Für diese völkerrechtlich bindende Aufforderung stimmten 11 der 16 Richter des höchsten Gerichtshofes der Vereinten Nationen. 15 UN-Richter forderten zugleich Thailand auf, Kambodschas freien Zugang zu dem Tempel nicht länger zu stören und die Versorgung der Anlage mit zivilen Gütern nicht zu behindern.
Das Urteil ist bindend, kann aber nicht durchgesetzt werden
Einstimmig wies der IGH den Antrag Thailands zurück, die von Kambodscha eingereichte Klage abzuweisen. Allerdings konnte sich auch die kambodschanische Regierung nicht voll durchzusetzen. Sie hatte bei dem Gerichtshof im April eine einstweilige Anordnung allein an Bangkok zum sofortigen und bedingungslosen Rückzug der thailändischen Truppen aus der Umgebung des Tempels beantragt. Dazu hörte der IGH Vertreter beider Regierungen an.
Der Grenzstreit zwischen Thailand und Kambodscha schwelt seit Jahrzehnten. Im Februar hatte der UN-Sicherheitsrat nach einem erneuten Aufflammen von Kämpfen mit mehreren Toten einen Waffenstillstand gefordert.
Obwohl das Urteil bindend für beide Seiten ist, hat das Gericht in Den Haag keine eigenen Machtmittel, seine Einhaltung notfalls zu erzwingen. Allerdings hatten beide Seiten signalisiert, den Spruch des IGH akzeptieren und erfüllen zu wollen. Das UN-Gericht rief die Regierungen in Bangkok und Phnom Penh auf, offiziell über die Einhaltung des Urteils zu informieren.
Der Grenzverlauf ist unklar
Die beiden südostasiatischen Staaten streiten parallel auch über Einzelheiten des Grenzverlaufs. Der IGH betonte jedoch, dass die Festlegung der entmilitarisierten Zone rings um das Hindu-Heiligtum Preah Vihear sowie die Aufforderung zum Truppenrückzug an beide Länder keine Vorentscheidung darstellt.

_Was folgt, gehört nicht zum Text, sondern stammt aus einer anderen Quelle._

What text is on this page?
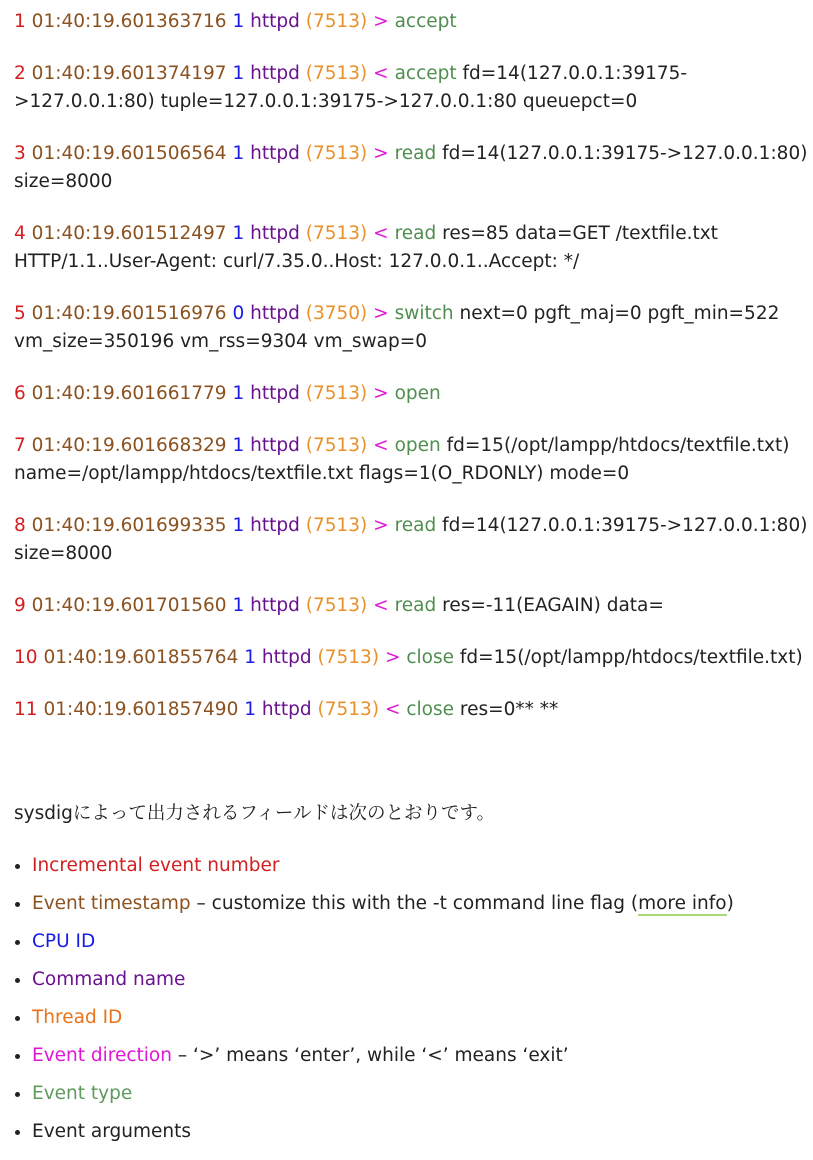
1 01:40:19.601363716 1 httpd (7513) > accept
2 01:40:19.601374197 1 httpd (7513) < accept fd=14(127.0.0.1:39175->127.0.0.1:80) tuple=127.0.0.1:39175->127.0.0.1:80 queuepct=0
3 01:40:19.601506564 1 httpd (7513) > read fd=14(127.0.0.1:39175->127.0.0.1:80) size=8000
4 01:40:19.601512497 1 httpd (7513) < read res=85 data=GET /textfile.txt HTTP/1.1..User-Agent: curl/7.35.0..Host: 127.0.0.1..Accept: */
5 01:40:19.601516976 0 httpd (3750) > switch next=0 pgft_maj=0 pgft_min=522 vm_size=350196 vm_rss=9304 vm_swap=0
6 01:40:19.601661779 1 httpd (7513) > open
7 01:40:19.601668329 1 httpd (7513) < open fd=15(/opt/lampp/htdocs/textfile.txt) name=/opt/lampp/htdocs/textfile.txt flags=1(O_RDONLY) mode=0
8 01:40:19.601699335 1 httpd (7513) > read fd=14(127.0.0.1:39175->127.0.0.1:80) size=8000
9 01:40:19.601701560 1 httpd (7513) < read res=-11(EAGAIN) data=
10 01:40:19.601855764 1 httpd (7513) > close fd=15(/opt/lampp/htdocs/textfile.txt)
11 01:40:19.601857490 1 httpd (7513) < close res=0** **

sysdigによって出力されるフィールドは次のとおりです。

Incremental event number
Event timestamp – customize this with the -t command line flag (more info)
CPU ID
Command name
Thread ID
Event direction – ‘>’ means ‘enter’, while ‘<’ means ‘exit’
Event type
Event arguments
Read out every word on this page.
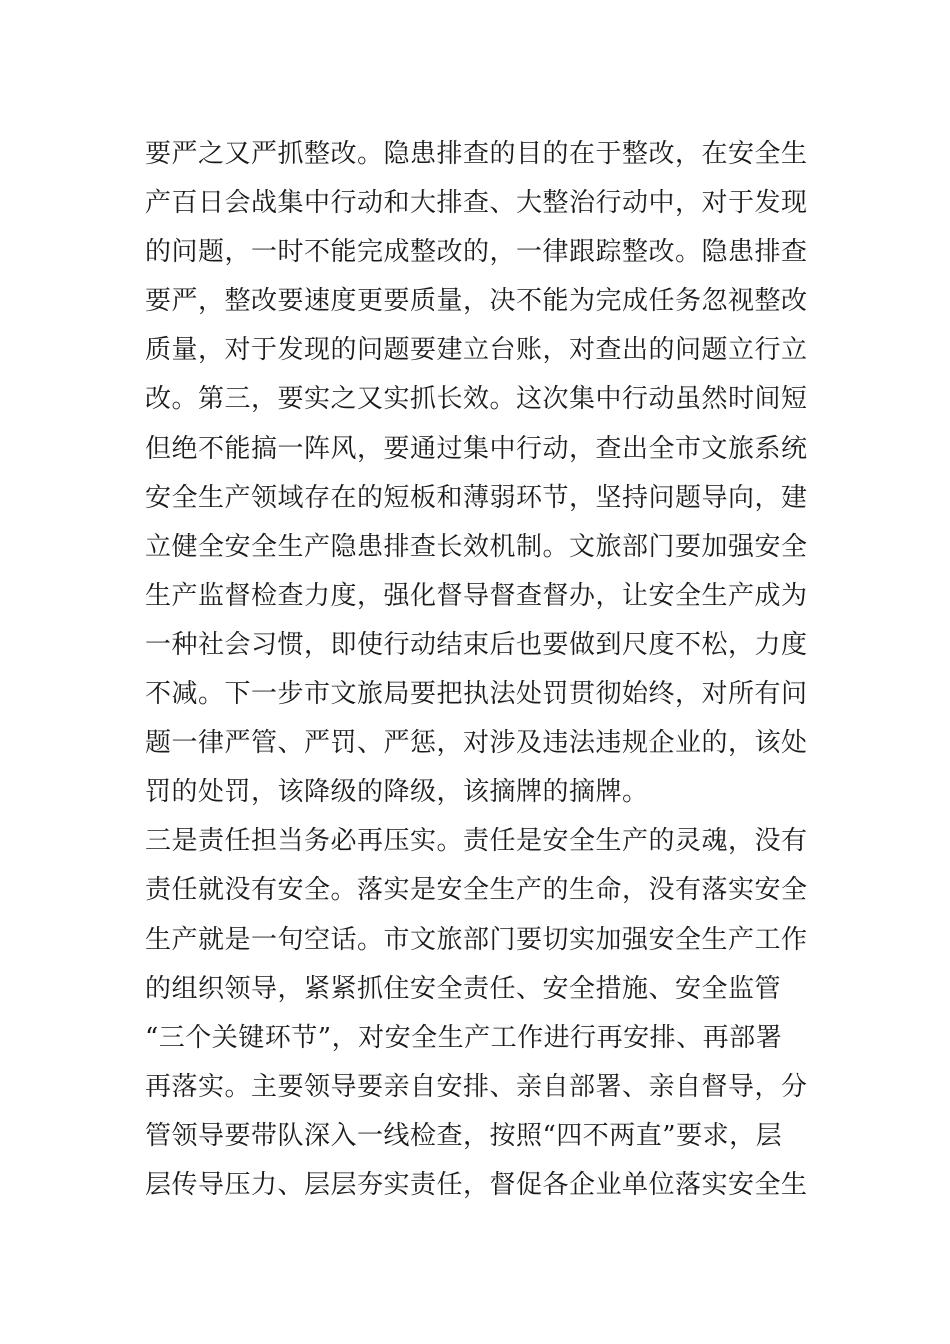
要严之又严抓整改。隐患排查的目的在于整改，在安全生
产百日会战集中行动和大排查、大整治行动中，对于发现
的问题，一时不能完成整改的，一律跟踪整改。隐患排查
要严，整改要速度更要质量，决不能为完成任务忽视整改
质量，对于发现的问题要建立台账，对查出的问题立行立
改。第三，要实之又实抓长效。这次集中行动虽然时间短
但绝不能搞一阵风，要通过集中行动，查出全市文旅系统
安全生产领域存在的短板和薄弱环节，坚持问题导向，建
立健全安全生产隐患排查长效机制。文旅部门要加强安全
生产监督检查力度，强化督导督查督办，让安全生产成为
一种社会习惯，即使行动结束后也要做到尺度不松，力度
不减。下一步市文旅局要把执法处罚贯彻始终，对所有问
题一律严管、严罚、严惩，对涉及违法违规企业的，该处
罚的处罚，该降级的降级，该摘牌的摘牌。
三是责任担当务必再压实。责任是安全生产的灵魂，没有
责任就没有安全。落实是安全生产的生命，没有落实安全
生产就是一句空话。市文旅部门要切实加强安全生产工作
的组织领导，紧紧抓住安全责任、安全措施、安全监管
“三个关键环节”，对安全生产工作进行再安排、再部署
再落实。主要领导要亲自安排、亲自部署、亲自督导，分
管领导要带队深入一线检查，按照“四不两直”要求，层
层传导压力、层层夯实责任，督促各企业单位落实安全生
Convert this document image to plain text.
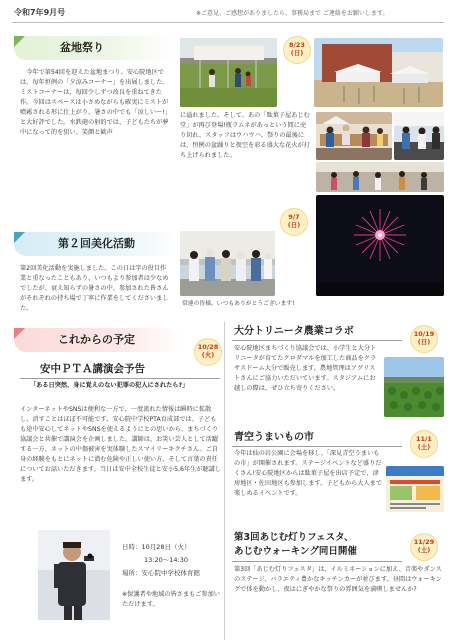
令和7年9月号	※ご意見、ご感想がありましたら、事務局まで ご連絡をお願いします。
盆地祭り
今年で第54回を迎えた盆地まつり。安心院地区では、毎年恒例の「夕涼みコーナー」を出展しました。ミストコーナーは、毎回少しずつ改良を重ねてきた作。今回はスペースは小さめながらも確実にミストが噴霧される形に仕上がり、暑さの中でも「涼しい～!」と大好評でした。水鉄砲の射的では、子どもたちが夢中になって的を狙い、笑顔と歓声
8/23
(日)
に溢れました。そして、あの「駄菓子屋あじむ堂」が再び登場!瓶ラムネがあっという間に売り切れ、スタッフはウハウハ。祭りの最後には、恒例の盆踊りと夜空を彩る盛大な花火が打ち上げられました。
第２回美化活動
第2回美化活動を実施しました。この日は字の役目作業と重なったこともあり、いつもより参加者は少なめでしたが、衰え知らずの暑さの中、参加された皆さんがそれぞれの持ち場で丁寧に作業をしてくださいました。
9/7
(日)
常連の皆様、いつもありがとうございます!
これからの予定
10/28
(火)
安中ＰＴＡ講演会予告
「ある日突然、身に覚えのない犯罪の犯人にされたら?」
インターネットやSNSは便利な一方で、一度流れた情報は瞬時に拡散し、消すことはほぼ不可能です。安心院中学校PTA育成部では、子どもも途中安心してネットやSNSを使えるようにとの思いから、まちづくり協議会と共催で講演会を企画しました。講師は、お笑い芸人として活躍する一方、ネットの中傷被害を実体験したスマイリーキクチさん。ご自身の経験をもとにネットに潜む危険や正しい使い方、そして言葉の責任についてお話いただきます。当日は安中全校生徒と安小5,6年生が聴講します。
日時：10月28日（火）
13:20～14:30
場所：安心院中学校体育館
※保護者や地域の皆さまもご参加いただけます。
大分トリニータ農業コラボ	10/19
(日)
安心院地区まちづくり協議会では、小学生と大分トリニータが育てたクロダマルを加工した商品をクラサスドーム大分で販売します。農地管理はアグリストさんにご協力いただいています。スタジアムにお越しの際は、ぜひ立ち寄りください。
青空うまいもの市	11/1
(土)
今年は仙の岩公園に会場を移し、「深見青空うまいもの市」が開催されます。ステージイベントなど盛りだくさん!安心院地区からは駄菓子屋を出店予定で、津房地区・佐田地区も参加します。子どもから大人まで楽しめるイベントです。
第3回あじむ灯りフェスタ、
あじむウォーキング同日開催
11/29
(土)
第3回「あじむ灯りフェスタ」は、イルミネーションに加え、音楽やダンスのステージ、バラエティ豊かなキッチンカーが並びます。昼間はウォーキングで体を動かし、夜はにぎやかな祭りの雰囲気を満喫しませんか?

Kambodscha hatte das Gericht nach wiederholten Scharmützeln zwischen Truppen beider Länder am 28. April gebeten, die IGH-Entscheidung von 1962, dass der Tempel Kambodscha gehört, klarer zu interpretieren. Das Urteil dazu steht noch aus. Thailand hatte erklärt, es akzeptiere zwar Kambodschas 1962 vom IGH bestätigtes Eigentumsrecht an dem Tempel, jedoch erhebt Bangkok ebenso wie Phnom Penh Ansprüche auf das 4,6 Quadratkilometer große Gebiet rings um die Tempelanlage.